In this provocative follow-up to How to Do Nothing, Jenny Odell challenges our cultural obsession with productivity. Drawing on philosophy, ecology and art, Saving Time argues that time is not money – it’s life itself.
Odell explores how the ‘clock of capitalism’ dictates our days and disconnects us from natural rhythms, proposing instead a more humane, ecological understanding of time rooted in seasons, community and care. This Sunday Times-bestselling thinker offers both critique and comfort, inviting readers to pause, breathe and imagine freer ways of living.

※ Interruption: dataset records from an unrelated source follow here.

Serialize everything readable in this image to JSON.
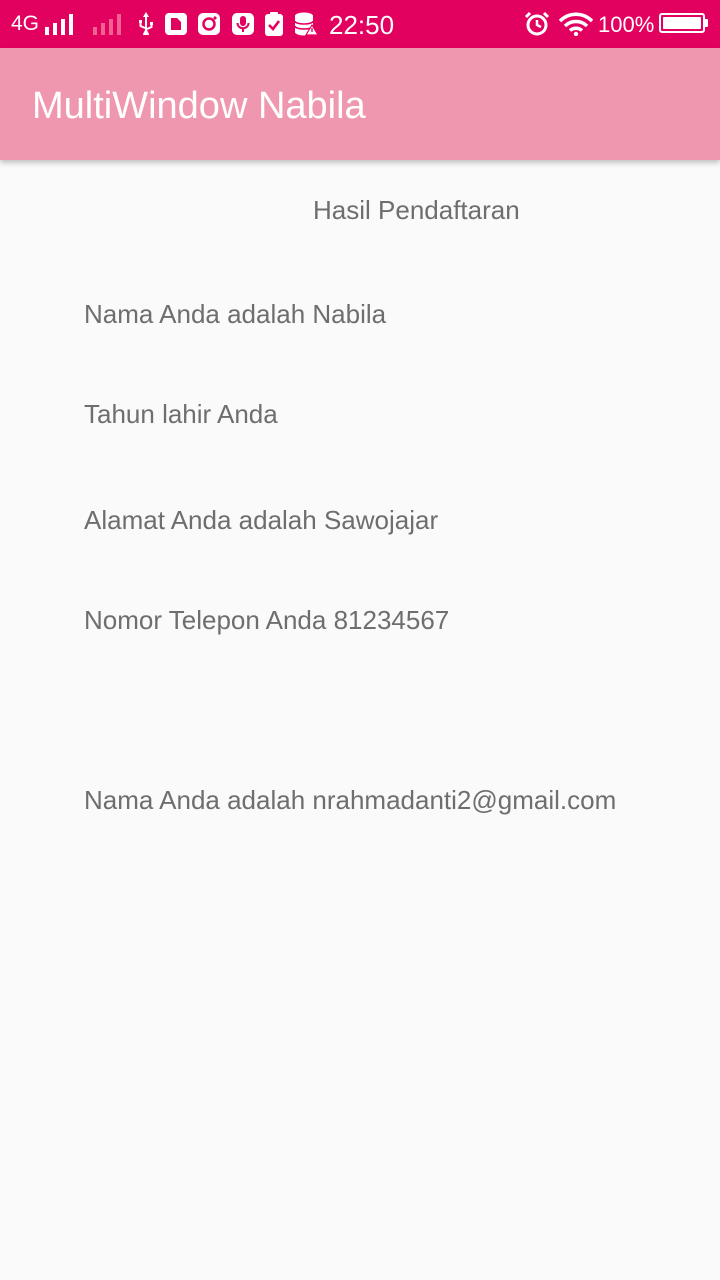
{
  "status_bar": {
    "network": "4G",
    "time": "22:50",
    "battery_percent_text": "100%",
    "battery_level": 1.0,
    "icons": [
      "signal-icon",
      "signal-weak-icon",
      "usb-icon",
      "sim-icon",
      "instagram-icon",
      "mic-icon",
      "clipboard-check-icon",
      "storage-icon",
      "alarm-icon",
      "wifi-icon",
      "battery-icon"
    ]
  },
  "app_bar": {
    "title": "MultiWindow Nabila"
  },
  "content": {
    "heading": "Hasil Pendaftaran",
    "lines": [
      "Nama Anda adalah Nabila",
      "Tahun lahir Anda",
      "Alamat Anda adalah Sawojajar",
      "Nomor Telepon Anda 81234567",
      "Nama Anda adalah nrahmadanti2@gmail.com"
    ]
  },
  "colors": {
    "status_bar": "#e3015f",
    "app_bar": "#ef97ae",
    "background": "#fafafa",
    "text": "#6e6e6e"
  }
}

‘To read it is … to experience how freedom might feel’ Oliver Burkeman
‘Expect to feel changed by this radical way of seeing’ Esquire
PUBLISHERS WEEKLY
Odell follows up How to Do Nothing with an electric call to reject the quantitative view of time in favor of a more expansive, less linear understanding that fosters interpersonal connection and social and ecological justice. Arguing that "an overemphasis on fungible time upholds an impoverished view of what time and labor are," Odell finds the historical origins of this perspective in the Protestant work ethic and scientific time management principles promoted at the turn of the 20th century, which have evolved into technologies intended to speed up and surveil workers. She criticizes market-based and individualist solutions to the shared problem of limited time, arguing that collective, policy-based approaches are needed to target structural injustices that fuel burnout and disempowerment. Instead of "hoarding" time, Odell advises, one should "garden" it by creating relationships of mutual aid and understanding and fostering meaningful connections and experiences. Heady sections on "recover the contingencies of the past and the present" are interleaved with lyrical observations about natural and man-made environments in San Francisco's Bay Area. Throughout, Odell encourages readers to resist "declinism," which forecloses action by taking a terrible future for granted, and fully inhabit the present as the moment between past and future where change can happen. This is a moving and provocative game changer.